Surrounding Buddy Holly isn’t the same sort of cult that follows the likes of Elvis Presley or Jerry Lee Lewis. It might have to do with Holly’s early demise. But just as likely, it’s that coupled with equal parts impish persona revealed through those four eyed photographs of the guitarist, songwriter and Crickets leader.
Dismissal based upon appearance isn’t new or even unique to this situation. But in mentioning those other performers from about the same time, it’d be easy to figure Holly as the most enduring and influential the role of underground music in the States.
The opening to Reminiscing, issued through Coral Records in 1963, is the album’s title track. The supplemental horn line makes R&B an easy cultural reference. But if you take a listen to the drumming here and then what Nick Knox laid down for the cramps twenty some odd years latter, there’s a notable similarity. Purposeful or not, this music wound up setting a template that not too many performers have been able to reach.
Weezer didn’t ever and doesn’t now constitute the underground, but one of its earliest hits was nothing short of a paen to the deceased singer. Perhaps the popularity of the song with this man’s name is further proof that Holly’s import has been drastically under-estimated in the recent past. If nothing else, though, the cries of thief don’t resound when discussing his career as opposed to that other guy with sideburns – covering “Bo Diddley” hasn’t seemed to bother anyone for some reason.
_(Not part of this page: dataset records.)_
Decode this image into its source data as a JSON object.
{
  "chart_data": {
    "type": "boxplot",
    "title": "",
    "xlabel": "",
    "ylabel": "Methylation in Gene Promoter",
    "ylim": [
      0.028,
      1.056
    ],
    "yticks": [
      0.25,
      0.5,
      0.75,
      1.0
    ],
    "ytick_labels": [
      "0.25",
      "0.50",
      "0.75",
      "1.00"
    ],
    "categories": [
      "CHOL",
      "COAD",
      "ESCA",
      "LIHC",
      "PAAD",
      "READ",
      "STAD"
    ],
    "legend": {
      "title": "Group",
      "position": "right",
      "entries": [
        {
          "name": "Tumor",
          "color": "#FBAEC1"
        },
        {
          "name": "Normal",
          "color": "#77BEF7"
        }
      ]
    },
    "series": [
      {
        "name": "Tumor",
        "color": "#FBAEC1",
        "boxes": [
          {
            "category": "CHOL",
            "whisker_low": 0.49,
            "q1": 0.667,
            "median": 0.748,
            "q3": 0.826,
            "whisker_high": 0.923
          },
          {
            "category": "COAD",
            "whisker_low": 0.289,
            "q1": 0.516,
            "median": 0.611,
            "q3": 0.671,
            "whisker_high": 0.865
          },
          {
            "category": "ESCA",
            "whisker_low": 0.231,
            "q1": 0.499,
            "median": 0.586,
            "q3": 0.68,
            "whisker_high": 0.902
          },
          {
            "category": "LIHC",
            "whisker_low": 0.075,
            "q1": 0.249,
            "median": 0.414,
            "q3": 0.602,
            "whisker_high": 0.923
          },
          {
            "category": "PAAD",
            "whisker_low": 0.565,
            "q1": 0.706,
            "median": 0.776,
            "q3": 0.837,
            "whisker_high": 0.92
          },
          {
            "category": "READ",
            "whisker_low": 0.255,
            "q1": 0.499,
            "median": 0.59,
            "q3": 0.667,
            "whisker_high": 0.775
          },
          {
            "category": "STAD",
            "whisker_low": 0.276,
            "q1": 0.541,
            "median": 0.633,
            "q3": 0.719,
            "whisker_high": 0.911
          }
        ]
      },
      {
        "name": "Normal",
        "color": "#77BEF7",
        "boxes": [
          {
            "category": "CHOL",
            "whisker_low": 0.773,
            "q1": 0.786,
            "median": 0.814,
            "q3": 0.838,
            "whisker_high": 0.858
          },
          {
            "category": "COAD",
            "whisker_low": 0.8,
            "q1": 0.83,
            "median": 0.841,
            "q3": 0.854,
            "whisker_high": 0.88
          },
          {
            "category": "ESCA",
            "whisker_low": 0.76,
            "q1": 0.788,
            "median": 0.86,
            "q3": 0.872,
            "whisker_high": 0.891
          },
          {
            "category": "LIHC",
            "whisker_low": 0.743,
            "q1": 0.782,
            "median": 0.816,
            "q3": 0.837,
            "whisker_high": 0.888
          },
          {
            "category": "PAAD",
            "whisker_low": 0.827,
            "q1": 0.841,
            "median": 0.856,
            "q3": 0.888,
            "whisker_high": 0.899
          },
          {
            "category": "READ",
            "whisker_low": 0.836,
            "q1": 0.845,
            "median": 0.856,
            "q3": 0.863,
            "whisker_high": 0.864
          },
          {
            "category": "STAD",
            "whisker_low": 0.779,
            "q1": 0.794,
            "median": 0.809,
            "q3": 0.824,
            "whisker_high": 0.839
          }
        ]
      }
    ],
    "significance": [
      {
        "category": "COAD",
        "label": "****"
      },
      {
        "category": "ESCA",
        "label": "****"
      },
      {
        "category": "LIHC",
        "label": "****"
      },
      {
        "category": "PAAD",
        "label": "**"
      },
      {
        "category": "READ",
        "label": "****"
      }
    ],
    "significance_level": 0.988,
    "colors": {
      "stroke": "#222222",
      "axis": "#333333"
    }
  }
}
What’s interesting about all of this is Holly’s image, since it was given time to disintegrate ala Presley’s, is that of a well scrubbed, clean and friendly youth who racked up a few hits before boarding the wrong plane.
Listening to most of the song’s he penned, though, there’s a pretty pervasive downer aesthetic at work. Seeing Holly smiling on the cover of his albums is then totally misleading. How many of his songs deal with being wronged by a women? Probably too many for his age. And while the topic was and will remain a tried and true rock trope, there was an odd joy in each of Holly’s performances as he sang into a mic and got it all in the can. “I'm Gonna Set My Foot” even amps up the retribution.
It’s just a surprise all of this vitriol fell out of this man at such a young age. I wonder who the girl was the wronged him.